A similar fundus appearance to that of Terson’s syndrome can be seen after Valsalva maneuvers and with the SBS (Fig. 33-3 and Fig. 33-4). In trauma cases, the findings of cotton-wool spots or retinal edema associated with the retinal hemorrhages are more consistent with Purtscher’s retinopathy than with Terson’s syndrome.

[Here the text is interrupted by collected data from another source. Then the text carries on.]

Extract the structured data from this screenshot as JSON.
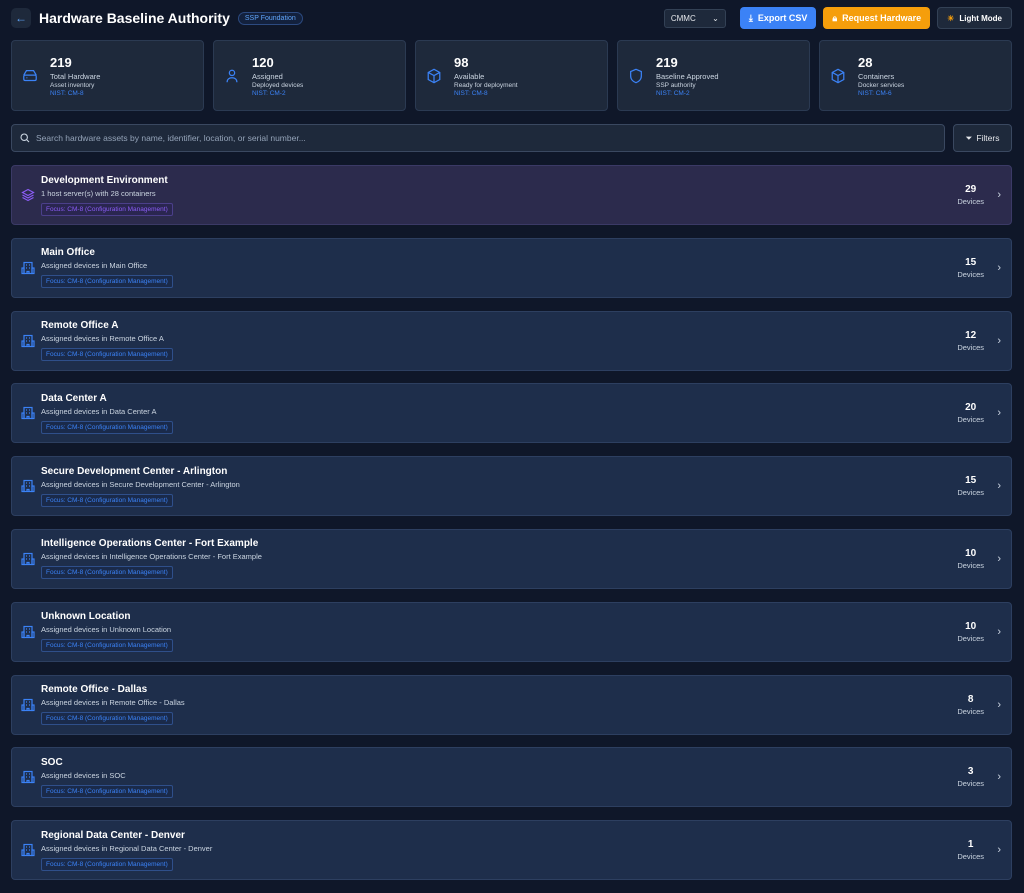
{
  "header": {
    "title": "Hardware Baseline Authority",
    "badge": "SSP Foundation",
    "framework": "CMMC",
    "export": "Export CSV",
    "request": "Request Hardware",
    "theme": "Light Mode"
  },
  "stats": [
    {
      "value": "219",
      "label": "Total Hardware",
      "sub": "Asset inventory",
      "nist": "NIST: CM-8",
      "icon": "hard-drive-icon"
    },
    {
      "value": "120",
      "label": "Assigned",
      "sub": "Deployed devices",
      "nist": "NIST: CM-2",
      "icon": "user-icon"
    },
    {
      "value": "98",
      "label": "Available",
      "sub": "Ready for deployment",
      "nist": "NIST: CM-8",
      "icon": "package-icon"
    },
    {
      "value": "219",
      "label": "Baseline Approved",
      "sub": "SSP authority",
      "nist": "NIST: CM-2",
      "icon": "shield-icon"
    },
    {
      "value": "28",
      "label": "Containers",
      "sub": "Docker services",
      "nist": "NIST: CM-6",
      "icon": "box-icon"
    }
  ],
  "search": {
    "placeholder": "Search hardware assets by name, identifier, location, or serial number...",
    "filters": "Filters"
  },
  "groups": [
    {
      "name": "Development Environment",
      "desc": "1 host server(s) with 28 containers",
      "focus": "Focus: CM-8 (Configuration Management)",
      "count": "29",
      "unit": "Devices",
      "dev": true
    },
    {
      "name": "Main Office",
      "desc": "Assigned devices in Main Office",
      "focus": "Focus: CM-8 (Configuration Management)",
      "count": "15",
      "unit": "Devices"
    },
    {
      "name": "Remote Office A",
      "desc": "Assigned devices in Remote Office A",
      "focus": "Focus: CM-8 (Configuration Management)",
      "count": "12",
      "unit": "Devices"
    },
    {
      "name": "Data Center A",
      "desc": "Assigned devices in Data Center A",
      "focus": "Focus: CM-8 (Configuration Management)",
      "count": "20",
      "unit": "Devices"
    },
    {
      "name": "Secure Development Center - Arlington",
      "desc": "Assigned devices in Secure Development Center - Arlington",
      "focus": "Focus: CM-8 (Configuration Management)",
      "count": "15",
      "unit": "Devices"
    },
    {
      "name": "Intelligence Operations Center - Fort Example",
      "desc": "Assigned devices in Intelligence Operations Center - Fort Example",
      "focus": "Focus: CM-8 (Configuration Management)",
      "count": "10",
      "unit": "Devices"
    },
    {
      "name": "Unknown Location",
      "desc": "Assigned devices in Unknown Location",
      "focus": "Focus: CM-8 (Configuration Management)",
      "count": "10",
      "unit": "Devices"
    },
    {
      "name": "Remote Office - Dallas",
      "desc": "Assigned devices in Remote Office - Dallas",
      "focus": "Focus: CM-8 (Configuration Management)",
      "count": "8",
      "unit": "Devices"
    },
    {
      "name": "SOC",
      "desc": "Assigned devices in SOC",
      "focus": "Focus: CM-8 (Configuration Management)",
      "count": "3",
      "unit": "Devices"
    },
    {
      "name": "Regional Data Center - Denver",
      "desc": "Assigned devices in Regional Data Center - Denver",
      "focus": "Focus: CM-8 (Configuration Management)",
      "count": "1",
      "unit": "Devices"
    }
  ]
}
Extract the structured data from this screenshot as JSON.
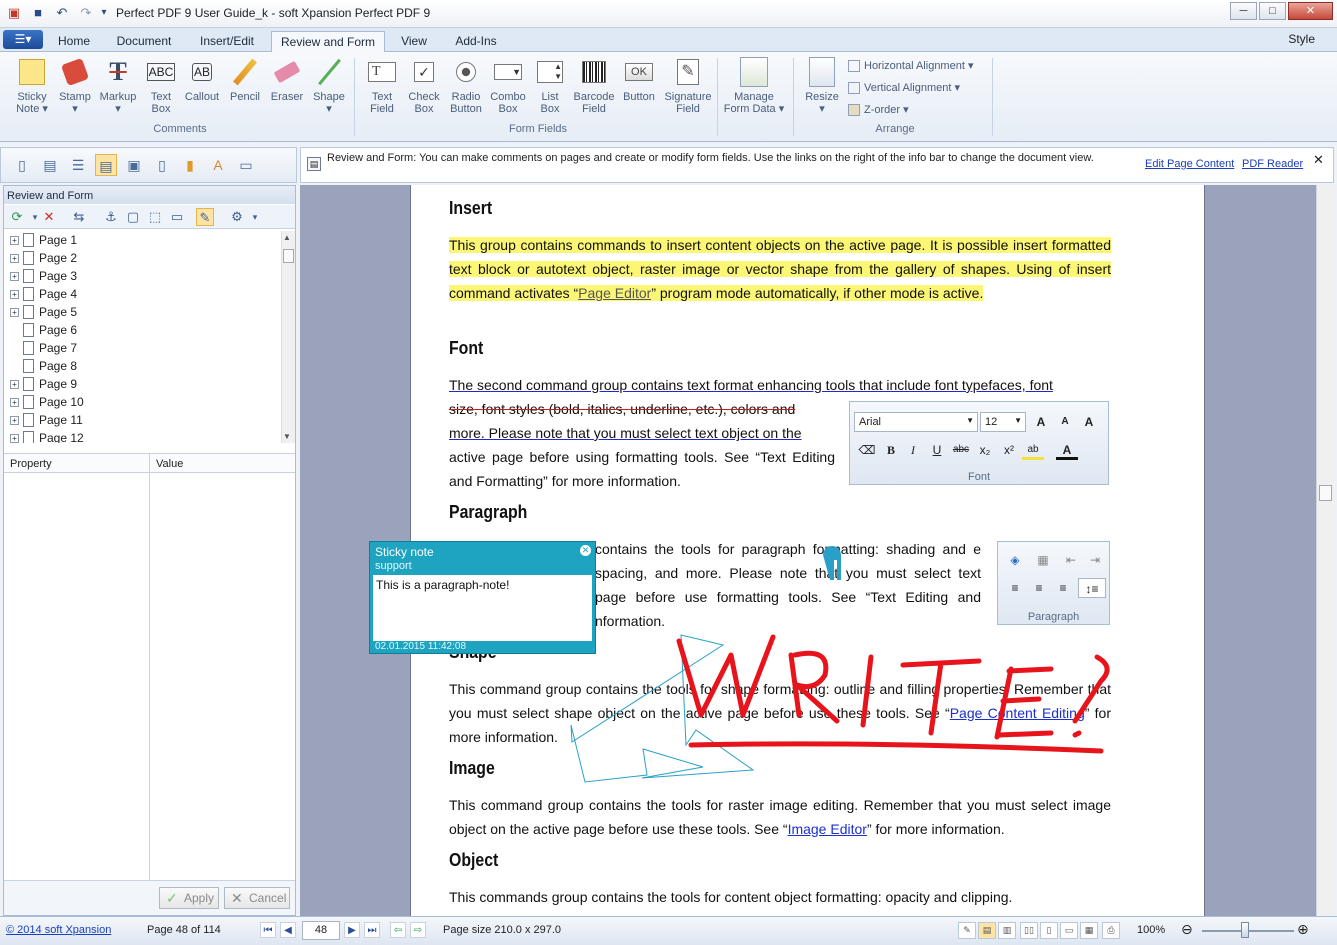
{
  "window": {
    "title": "Perfect PDF 9 User Guide_k - soft Xpansion Perfect PDF 9",
    "qat_icons": [
      "pdf-app-icon",
      "save-icon",
      "undo-icon",
      "redo-icon",
      "customize-icon"
    ],
    "controls": {
      "minimize": "─",
      "maximize": "□",
      "close": "✕"
    }
  },
  "ribbon": {
    "app_menu": "☰▾",
    "tabs": [
      "Home",
      "Document",
      "Insert/Edit",
      "Review and Form",
      "View",
      "Add-Ins"
    ],
    "active_tab": "Review and Form",
    "style_menu": "Style",
    "comments_group": {
      "label": "Comments",
      "buttons": [
        {
          "label": "Sticky\nNote ▾",
          "icon": "sticky-note-icon"
        },
        {
          "label": "Stamp\n▾",
          "icon": "stamp-icon"
        },
        {
          "label": "Markup\n▾",
          "icon": "markup-icon"
        },
        {
          "label": "Text\nBox",
          "icon": "text-box-icon"
        },
        {
          "label": "Callout",
          "icon": "callout-icon"
        },
        {
          "label": "Pencil",
          "icon": "pencil-icon"
        },
        {
          "label": "Eraser",
          "icon": "eraser-icon"
        },
        {
          "label": "Shape\n▾",
          "icon": "shape-icon"
        }
      ]
    },
    "form_fields_group": {
      "label": "Form Fields",
      "buttons": [
        {
          "label": "Text\nField",
          "icon": "text-field-icon"
        },
        {
          "label": "Check\nBox",
          "icon": "check-box-icon"
        },
        {
          "label": "Radio\nButton",
          "icon": "radio-button-icon"
        },
        {
          "label": "Combo\nBox",
          "icon": "combo-box-icon"
        },
        {
          "label": "List\nBox",
          "icon": "list-box-icon"
        },
        {
          "label": "Barcode\nField",
          "icon": "barcode-icon"
        },
        {
          "label": "Button",
          "icon": "button-field-icon"
        },
        {
          "label": "Signature\nField",
          "icon": "signature-icon"
        }
      ],
      "manage": {
        "label": "Manage\nForm Data ▾",
        "icon": "manage-form-data-icon"
      }
    },
    "arrange_group": {
      "label": "Arrange",
      "resize": "Resize\n▾",
      "horizontal_alignment": "Horizontal Alignment ▾",
      "vertical_alignment": "Vertical Alignment ▾",
      "z_order": "Z-order ▾"
    }
  },
  "info_bar": {
    "text": "Review and Form: You can make comments on pages and create or modify form fields. Use the links on the right of the info bar to change the document view.",
    "link_edit": "Edit Page Content",
    "link_reader": "PDF Reader",
    "close": "✕"
  },
  "left_panel": {
    "title": "Review and Form",
    "tree_pages": [
      "Page 1",
      "Page 2",
      "Page 3",
      "Page 4",
      "Page 5",
      "Page 6",
      "Page 7",
      "Page 8",
      "Page 9",
      "Page 10",
      "Page 11",
      "Page 12"
    ],
    "tree_expandable": [
      true,
      true,
      true,
      true,
      true,
      false,
      false,
      false,
      true,
      true,
      true,
      true
    ],
    "property_col": "Property",
    "value_col": "Value",
    "apply": "Apply",
    "cancel": "Cancel"
  },
  "document": {
    "h_insert": "Insert",
    "p_insert_1": "This group contains commands to insert content objects on the active page. It is possible insert formatted text block or autotext object, raster image or vector shape from the gallery of shapes. Using of insert command activates “",
    "p_insert_link": "Page Editor",
    "p_insert_2": "” program mode automatically, if other mode is active.",
    "h_font": "Font",
    "p_font_1": "The second command group contains text format enhancing tools that include font typefaces, font",
    "p_font_strike": "size, font styles (bold, italics, underline, etc.), colors and",
    "p_font_2": "more. Please note that you must select text object on the",
    "p_font_3": "active page before using formatting tools. See “Text Editing and Formatting” for more information.",
    "font_toolbar": {
      "font": "Arial",
      "size": "12",
      "label": "Font"
    },
    "h_paragraph": "Paragraph",
    "p_paragraph": "contains the tools for paragraph formatting: shading and e spacing, and more. Please note that you must select text page before use formatting tools. See “Text Editing and nformation.",
    "paragraph_toolbar": {
      "label": "Paragraph"
    },
    "h_shape": "Shape",
    "p_shape_1": "This command group contains the tools for shape formatting: outline and filling properties. Remember that you must select shape object on the active page before use these tools. See “",
    "p_shape_link": "Page Content Editing",
    "p_shape_2": "” for more information.",
    "h_image": "Image",
    "p_image_1": "This command group contains the tools for raster image editing. Remember that you must select image object on the active page before use these tools. See “",
    "p_image_link": "Image Editor",
    "p_image_2": "” for more information.",
    "h_object": "Object",
    "p_object": "This commands group contains the tools for content object formatting: opacity and clipping."
  },
  "sticky_note": {
    "title": "Sticky note",
    "author": "support",
    "text": "This is a paragraph-note!",
    "date": "02.01.2015 11:42:08",
    "close": "✕"
  },
  "status_bar": {
    "copyright": "© 2014 soft Xpansion",
    "page_info": "Page 48 of 114",
    "page_number": "48",
    "page_size": "Page size 210.0 x 297.0",
    "zoom": "100%"
  },
  "colors": {
    "highlight": "#fbf774",
    "ink": "#e8141c",
    "sticky": "#1ea3c0",
    "star": "#2aa0c8"
  }
}
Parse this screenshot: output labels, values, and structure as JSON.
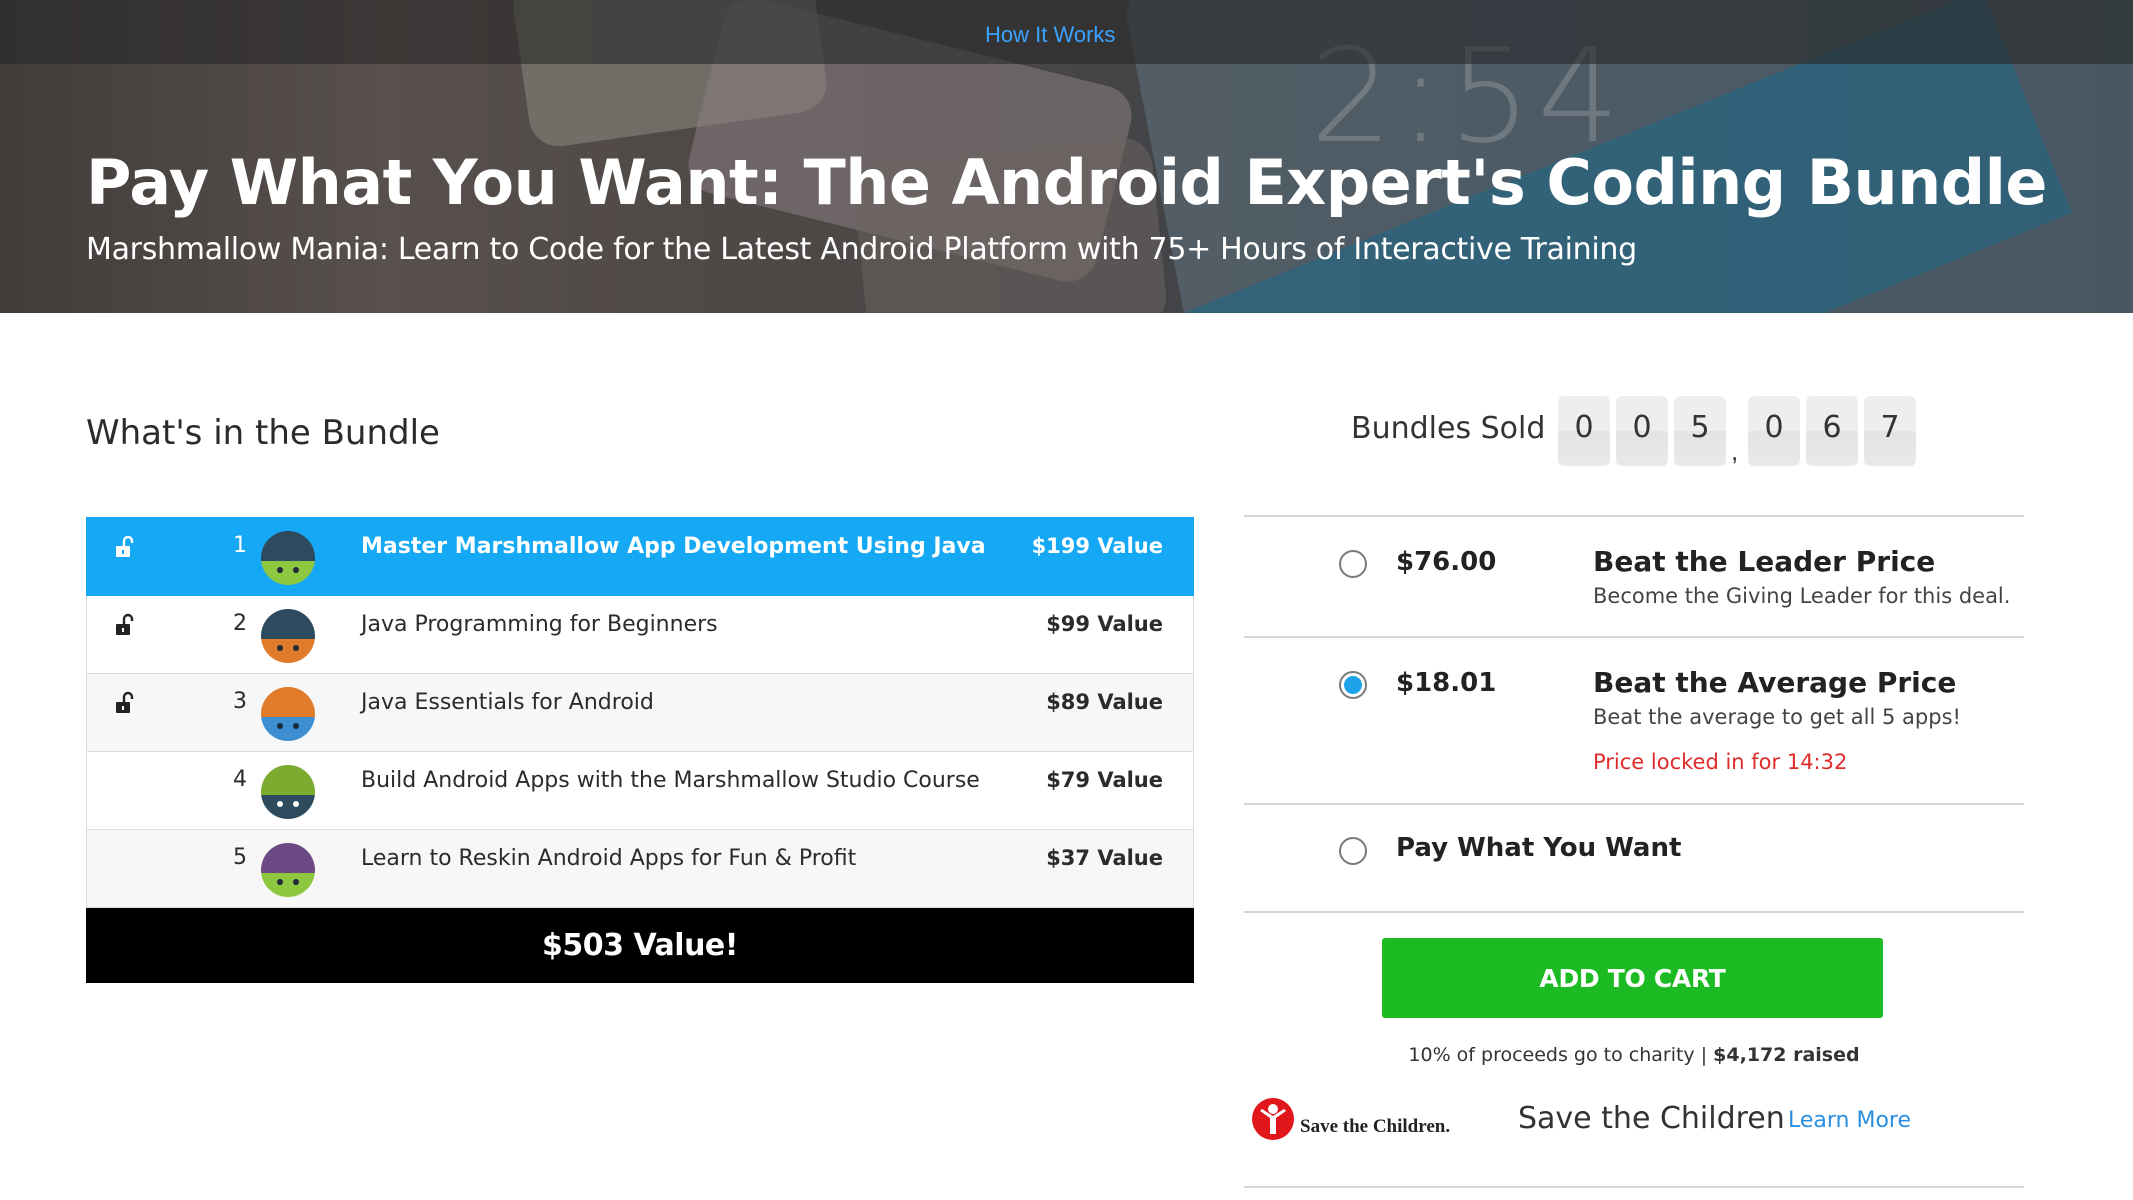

33.2.3 Pathogenesis and Histopathology
The mechanism of the intraocular hemorrhage has been the subject of debate for many years. Early on, it was thought that the subarachnoid hemorrhage tracked down within the optic nerve sheath and dissected directly into the eye. 11 This is an unlikely explanation for several reasons. First, there are no known communications between the subarachnoid space and the optic nerve. Second, the vitreous and retinal hemorrhages are not often contiguous with the optic nerve. Third, histopathologic studies indicate that, in many cases, the blood around the intraorbital optic nerve is actually subdural rather than subarachnoid and that the nerve sheath blood does not extend to the globe. 23 , 25 , 26
Most investigators now believe that the intraocular hemorrhage is somehow related to the sudden rise in intracranial pressure that occurs at the time of the intracranial bleed. 17 It has been shown that the rapidity and magnitude of increase in intracranial pressure are directly correlated with the amount of ocular hemorrhage. The increased intracranial pressure either directly increases orbital venous pressure through its effects on the cavernous sinus or causes compression of both the ophthalmic vein and retinochoroidal anastomoses from a rapid effusion of cerebrospinal fluid or blood into the optic nerve sheath. 11 , 17 With either mechanism, there would be an acute obstruction to retinal outflow and this, in turn, is thought to result in rupture of epipapillary or retinal postcapillary venules.
Although the exact mechanism remains unclear, most investigators believe that the intraocular hemorrhage is related to the sudden rise in intracranial pressure that occurs at the time of the acute intracranial bleed.